Distilled water, as well as tap water, has the highest pH for DSS in all compositions while CU has the lowest pH. The reason for the highest pH is due to the fact that DSS contains mostly alkaline ingredients (Table S1). The pH of calcium carbonate is around 9.91, and it is 8.35 for sodium bicarbonate regardless of the concentration. The reason for the lowest pH of CU is due to the presence of some acidic natural ingredients such as PEG-32 which has a pH of about 5 [36, 37]. The carbonated drinks can damage the tooth surface due to their low pH value. So it is recommended to use DSS, DR, PD, SKH, and DH toothpaste to remove acidic strains of the tooth surface [38].

CaCO3 as an abrasive in the toothpaste has a profound effect in forming alkaline medium and acts as a natural buffer in the oral environment while the others have a neutral effect. Baking soda as an abrasive has a beneficial role in neutralizing pH changes in acid-forming plaque after exposure to sucrose and in the caries inhibition [39, 40]. Manufacturers formulate toothpaste to adjust pH value in the oral environment. The primary objective of toothpaste is to clean the approachable tooth surfaces with minimal damage to enamel, dentin, root surfaces, and gingival tissues due to mechanical abrasion of those surfaces. Relative abrasivity comparison of toothpaste is done by radioactive dentin abrasion (RDA) number [41, 42]. The lower the RDA number the lower will be the toothpaste’s abrasion. One cannot assume that whitening toothpaste has high RDA numbers. Many whitening kinds of toothpaste are less abrasive than anti-tartar and smoker’s toothpaste. Common ingredients of toothpaste include hydroxyapatite, xylitol, erythritol, and baking soda, which increase the pH in the mouth cavity.

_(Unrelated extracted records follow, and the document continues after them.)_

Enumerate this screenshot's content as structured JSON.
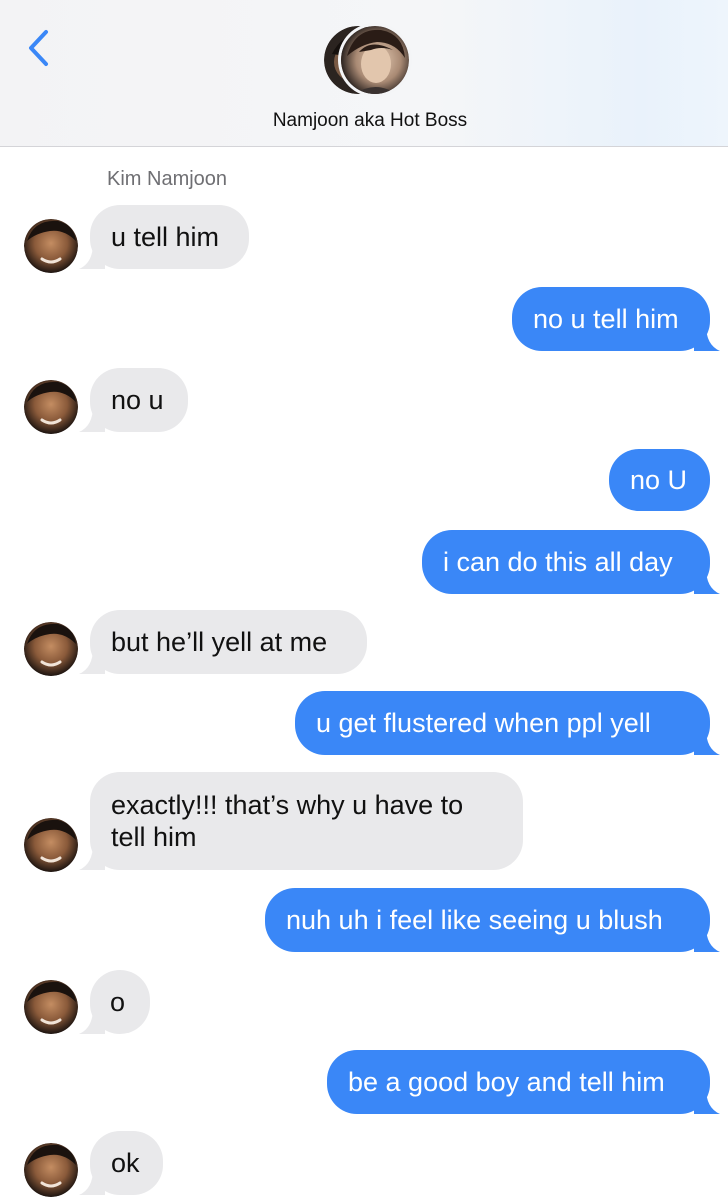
{
  "header": {
    "back_icon": "chevron-left-icon",
    "contact_name": "Namjoon aka Hot Boss",
    "accent": "#3a87f7"
  },
  "thread": {
    "sender_label": "Kim Namjoon",
    "incoming_color": "#e9e9eb",
    "outgoing_color": "#3a87f7",
    "messages": [
      {
        "side": "in",
        "text": "u tell him"
      },
      {
        "side": "out",
        "text": "no u tell him"
      },
      {
        "side": "in",
        "text": "no u"
      },
      {
        "side": "out",
        "text": "no U"
      },
      {
        "side": "out",
        "text": "i can do this all day"
      },
      {
        "side": "in",
        "text": "but he’ll yell at me"
      },
      {
        "side": "out",
        "text": "u get flustered when ppl yell"
      },
      {
        "side": "in",
        "text": "exactly!!! that’s why u have to\ntell him"
      },
      {
        "side": "out",
        "text": "nuh uh i feel like seeing u blush"
      },
      {
        "side": "in",
        "text": "o"
      },
      {
        "side": "out",
        "text": "be a good boy and tell him"
      },
      {
        "side": "in",
        "text": "ok"
      }
    ]
  }
}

The dietary acids from carbonated drinks and other beverage foods have higher potential for causing tooth erosion. The erosive effect is due to low pH, low phosphate and high fluoride concentration, and also high buffering capacity [43, 44]. On the other hand, a high pH value of the surrounding environment can cause irritation of pulp tissue and develop superficial necrosis on the exposed pulp and provoke mineralization on the necrotic zone [45]. It also creates a hostile environment for the proliferation and survival of the bacterial pathogen. Therefore, the detection of the pH value of toothpaste products is an important part of quality monitoring. And, we can ensure the stability of the toothpaste by controlling the pH in a reasonable range to control the dissociation rate. National and international toothpaste companies often pay more attention to this point, and they consider the pH value to be an important parameter to identify the quality of the toothpaste products [46]. Long exposure of the acidic environment gradually comes into contact with the dentine, the pain of which increases the gingival recession [47, 48]. Also, root desorption and enamel demineralization have been reported at a pH of about 5.2 [38].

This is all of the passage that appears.